Fatigue Countermeasure Using Automatic Real-Time Video Processing of Eye Characteristics

Aspen, Colorado, USA

Fatigue is a large and growing problem for aviators and motor vehicle drivers. A fatigue countermeasure based on digital video processing of images of the subject’s face has been developed. Digital video data of drivers was collected in experiments in a driving simulator at the University of Iowa. Algorithms were developed to automatically locate the head, eyes, and face features of the driver using wide field-of-view images. The exposed eye area is quantified using the final eye target location. Automatic processing of face features in a vehicle environment is a difficult task due to the complexity of the scene and the variable lighting conditions. The use of both static and dynamic processing in parallel and the use of symmetry has lead to the development of innovative and useful algorithms for automatic face location and feature detection. The prototype system was effective in automatic feature location for all 13 subjects tested in driving simulator studies.

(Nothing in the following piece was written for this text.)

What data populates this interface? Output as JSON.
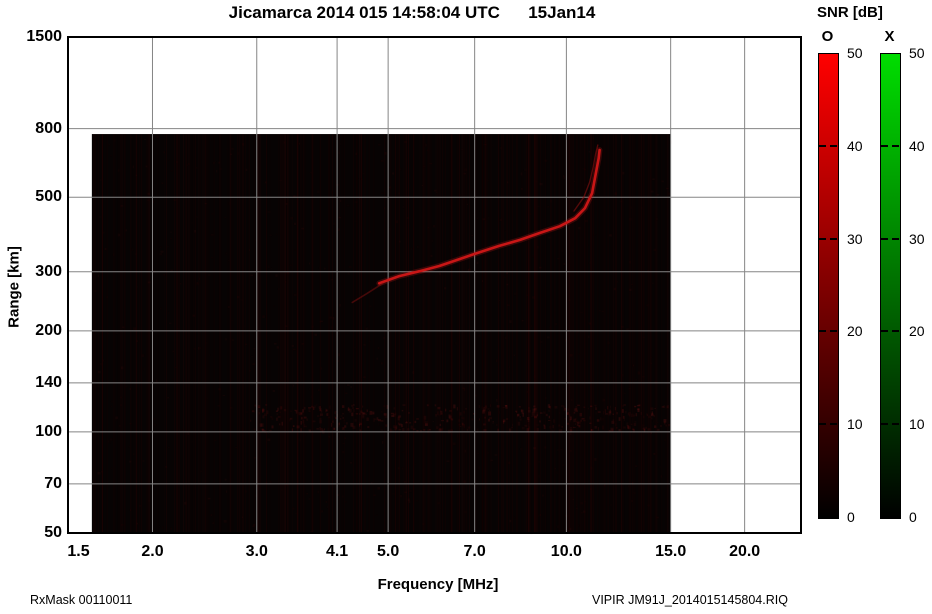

The appearance of visible eye features is quantified and used to determine onset of potentially dangerous fatigue conditions. An alarm event is generated if the eyes remain closed longer than 1.5 seconds, or if sustained reduction in area of exposed eye features is detected (eyelid droop). Other studies in the literature have validated correlation of measures of pupil occlusion (such as PERCLOS) with operator performance lapse. The system is designed to work with an inexpensive digital video sensor mounted on the dashboard of a vehicle and runs on standard computing hardware.